Written by Presiding Bishop Carey
From: Federal, USA
Published 11/30/2025

Prologue

An argument for the utility of a civic dividend. I was inspired by the fruitfulness of UBI, the idea that human beings should receive a small sum of currency in order to incentivize risk-taking, small business, and desires motivated by things rather than abject fear. However, this runs the risk of not making economic sense from the principle of it being divested universally, without meaningful origin. The correct answer is to understand that humans indeed are motivated by the purity of work. But people also have property rights that should be respected, both public and private.

The argument details first the philosophical origins for a civic dividend. It argues with a proposed opponent who detests the idea. The dividend is intended to be a property right originating from people's rights in the state of nature. America was founded on property rights heavily taken from English Enlightenment thinkers like John Locke, where all men own the world in common in the state of nature, which is why anyone can take an apple and eat it out in nature, despite that tree belonging, seemingly, to no one. Now, there is no open natural land commonly owned for man to take his own risks and pursue property bravely and independently. Man and woman must instead pursue jobs that require human permission, but nature required no arbiter. This is a deviation from natural property rights that must be restored.
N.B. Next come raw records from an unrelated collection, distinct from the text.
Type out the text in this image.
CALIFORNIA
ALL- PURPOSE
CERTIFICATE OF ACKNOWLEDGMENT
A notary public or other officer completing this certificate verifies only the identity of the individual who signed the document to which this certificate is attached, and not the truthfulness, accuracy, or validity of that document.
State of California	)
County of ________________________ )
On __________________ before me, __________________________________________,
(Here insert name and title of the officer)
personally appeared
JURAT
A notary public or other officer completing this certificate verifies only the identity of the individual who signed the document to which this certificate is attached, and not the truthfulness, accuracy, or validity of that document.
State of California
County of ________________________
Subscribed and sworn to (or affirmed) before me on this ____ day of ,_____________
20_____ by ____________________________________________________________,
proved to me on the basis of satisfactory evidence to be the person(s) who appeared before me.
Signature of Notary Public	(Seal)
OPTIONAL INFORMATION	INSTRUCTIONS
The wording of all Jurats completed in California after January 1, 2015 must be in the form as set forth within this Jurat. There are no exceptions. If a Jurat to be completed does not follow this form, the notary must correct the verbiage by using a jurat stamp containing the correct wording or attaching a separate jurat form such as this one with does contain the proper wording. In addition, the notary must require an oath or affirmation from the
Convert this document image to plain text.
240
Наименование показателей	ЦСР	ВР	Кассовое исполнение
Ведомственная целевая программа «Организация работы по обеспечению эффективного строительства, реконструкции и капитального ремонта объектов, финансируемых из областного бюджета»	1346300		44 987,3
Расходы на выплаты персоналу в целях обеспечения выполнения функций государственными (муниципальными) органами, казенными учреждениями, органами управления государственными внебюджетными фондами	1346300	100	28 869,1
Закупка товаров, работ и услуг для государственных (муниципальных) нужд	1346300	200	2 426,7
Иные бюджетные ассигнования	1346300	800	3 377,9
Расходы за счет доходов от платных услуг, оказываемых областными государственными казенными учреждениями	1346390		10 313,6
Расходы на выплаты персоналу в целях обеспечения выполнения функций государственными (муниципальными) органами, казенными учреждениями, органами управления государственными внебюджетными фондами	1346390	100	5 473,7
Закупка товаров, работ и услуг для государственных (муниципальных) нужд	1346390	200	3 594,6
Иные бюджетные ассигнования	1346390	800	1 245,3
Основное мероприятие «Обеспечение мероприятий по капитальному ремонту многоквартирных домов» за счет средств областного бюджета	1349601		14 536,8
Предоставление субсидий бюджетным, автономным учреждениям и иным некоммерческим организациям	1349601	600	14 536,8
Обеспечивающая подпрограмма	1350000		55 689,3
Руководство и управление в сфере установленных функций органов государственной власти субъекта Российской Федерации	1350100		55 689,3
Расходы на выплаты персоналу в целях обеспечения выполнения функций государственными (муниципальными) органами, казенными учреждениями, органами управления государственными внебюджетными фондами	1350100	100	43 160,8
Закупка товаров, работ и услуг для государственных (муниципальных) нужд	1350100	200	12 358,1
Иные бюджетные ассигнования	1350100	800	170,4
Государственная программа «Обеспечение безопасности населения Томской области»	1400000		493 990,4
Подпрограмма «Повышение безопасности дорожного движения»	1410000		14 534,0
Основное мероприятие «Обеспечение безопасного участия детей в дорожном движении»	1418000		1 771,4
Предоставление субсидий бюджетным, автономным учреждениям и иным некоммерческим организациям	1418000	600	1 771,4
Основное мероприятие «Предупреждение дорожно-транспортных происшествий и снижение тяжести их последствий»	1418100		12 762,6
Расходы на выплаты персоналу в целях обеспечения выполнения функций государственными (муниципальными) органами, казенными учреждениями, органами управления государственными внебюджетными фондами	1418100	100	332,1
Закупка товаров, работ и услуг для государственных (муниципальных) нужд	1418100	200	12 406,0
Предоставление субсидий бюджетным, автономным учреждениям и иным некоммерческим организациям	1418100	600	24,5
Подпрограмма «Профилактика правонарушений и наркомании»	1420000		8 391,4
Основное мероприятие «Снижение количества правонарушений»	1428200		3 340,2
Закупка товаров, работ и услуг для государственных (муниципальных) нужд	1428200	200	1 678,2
It should be given back to the people and their elected representatives in the states. A civic dividend may consist of people performing such duties as voting, volunteering, or filing some sort of declaration of fruitful desire every year, each action appropriately divesting to them some portion of a dividend taken from them from the original free state of nature that has been excessive. This will also incentivize more participation in the civic process, and also reflects the fact that all citizens in America, by the patriotic and automatic act of holding the government accountable perform work, that should be rewarded. We all, through our continued American existence, take everyday civic actions that strengthen and secure our democracy, even when we don't vote: like by talking with each other and forming clever opinions that allow us to hold politicians accountable and make them obey their people. The overt nature of these acts, like voting and volunteering, are therefore subject to the compensation that they involve, especially since the fruitfulness of America at modern large today is only made possible by the continued civic involvement, and is how the free land of nature has been so vastly appropriated beyond (such an uncompensated) justification.

The fact of the lack of a human arbiter is also retained through the dividend. Such civic duties require no human permission, just as the tree required none to pick its apple, but only the equal and impartial ability to pick. No human employer, however generous, is impartial, because by definition a human being is unnatural and partial, unlike nature. Americans have a right to all aspects of their private property.

Not only have the fruits of such nature been appropriated unrighteously, but the fulfillment of picking them has been as well. We therefore ask, demand actually, that this be given to the people and their elected representatives to make do with how it would be fitting.